The beauty of this method is that it lets the child explore at his or her own pace and it pushes kid-level independence that in turn helps alleviate those “terrible” twos, threes and fours. Once my son learned that he can thread pipe cleaners through a colander, he grew less frustrated with zipping and unzipping his jacket and trying to tie his shoes. Montessori also is very culturally affirmative and doesn’t focus on punishment or obeying. Rather it focuses on engaging the child. (And before you have a fit, please know that little black boys are often accused of being bad kids, and I believe that is simply because little black boys are born brilliant- just like all children and all genders are born similarly brilliant- and therefore, need a challenging pre-school environment that puts more emphasis on teaching than on obeying orders.) That said, the method created by Maria Montessori is such a hit that I’ve incorporated some ultra basic Montessori stylings into our home.

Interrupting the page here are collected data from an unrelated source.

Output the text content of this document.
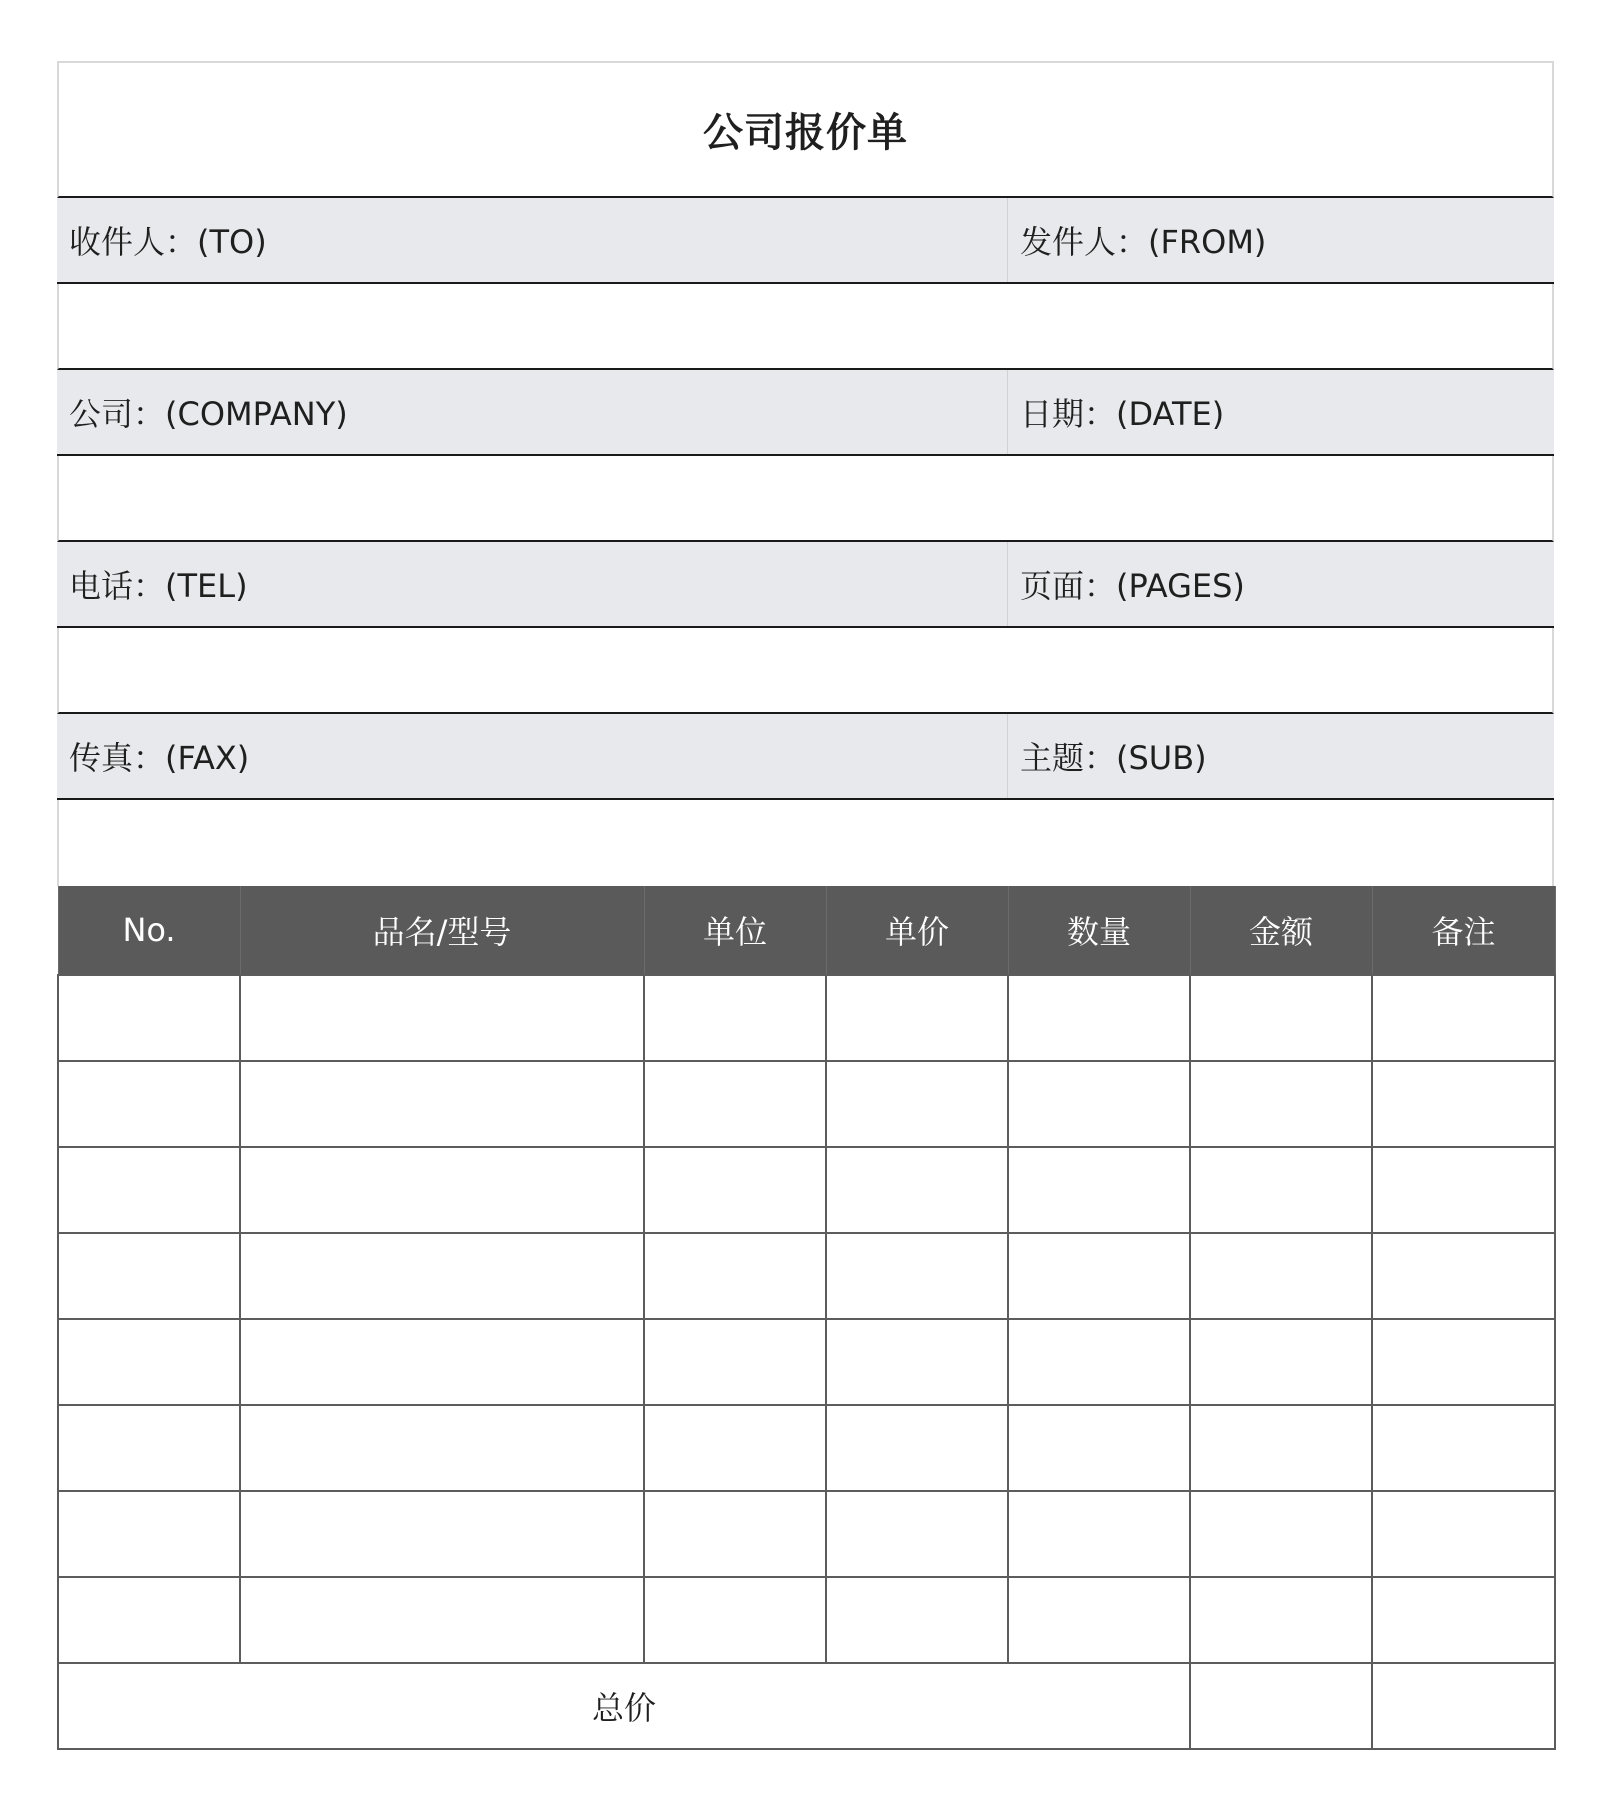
公司报价单
收件人：(TO)	发件人：(FROM)
公司：(COMPANY)	日期：(DATE)
电话：(TEL)	页面：(PAGES)
传真：(FAX)	主题：(SUB)
No.	品名/型号	单位	单价	数量	金额	备注

总价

My Version of Bringing Montessori Home
- Put things on their level. My son’s bookcases are two feet tall, his clothing is hung at 3 feet high and his underwear and socks are in the bottom drawer on the floor. His full size bed has a minimal box spring. And the light switch has a little step stool beneath it. Why’s this? Because when things are at his level, he can get his own stuff. He can dress himself, fold his clothes and put them up and take his books up and down at his leisure. He also doesn’t need me present to turn off and on a light. All his art work is at kid eye level – not at adult eye level. I picked this up from how they lay out the school, where all the “work” is on the kids’ eye level.
- Make sure everything has a place. Every toy has a basket. Every puzzle has a slot. When I give him a place to put things, they always find their way back there. This is not a perfect science though… I’m still struggling with how to get all these Mattel cars into one location instead of strewn about the kitchen floor.
- Let them use glass! Don’t have a cow because you know what? He doesn’t break the plates or the cups because he understands why he should be careful. And my one year old drinks tablespoons of water out of shot glasses. Don’t hate. It’s water! And shot glasses are perfectly sized for his little hands. Also, you can buy tempered glass plates and cups. Those are tough to break, easy on the budget, microwave safe and are safer than using questionable plastics made in countries that skirt around banned chemical standards…
- A fridge snack drawer for my kids. I have a fridge with a middle door, so my toddler can open it and grab his strawberries, or orange slices or yogurt. The very bottom drawer is a freezer and holds his freeze pops and frozen fruit. My kids have to ask permission before getting food, but once I say yes? It’s self-serve. Hooray for drawers that are low to the ground and kid accessible. Plus, the fridge beeps if they leave it open. Win-win.
- Cook together. (I don’t know that this is Montessori exactly, because my mom did this with me, so I do this with my kid. But it seems to fit with what they teach.) My kid picks the stones out of the black-eyed peas and he knows how to count the bay leaves and put them into the cook pot. He cuts pats of butter for our toast and spreads them with a small butter knife. He salts and peppers the chicken and chops. He knows how to help mommy select a good potato versus a bad potato, he can crack an egg open into a bowl and he takes the measuring cups and measures out tablespoons of baking soda and cinnamon for cookies. He also rinses the dishes and puts them back into the low drawer when he’s finished. The thing is: I let him try anything within reason and that is age appropriate.
Some of this is common sense, no? What things do you do to incorporate independence and self-sufficiency with your young kids?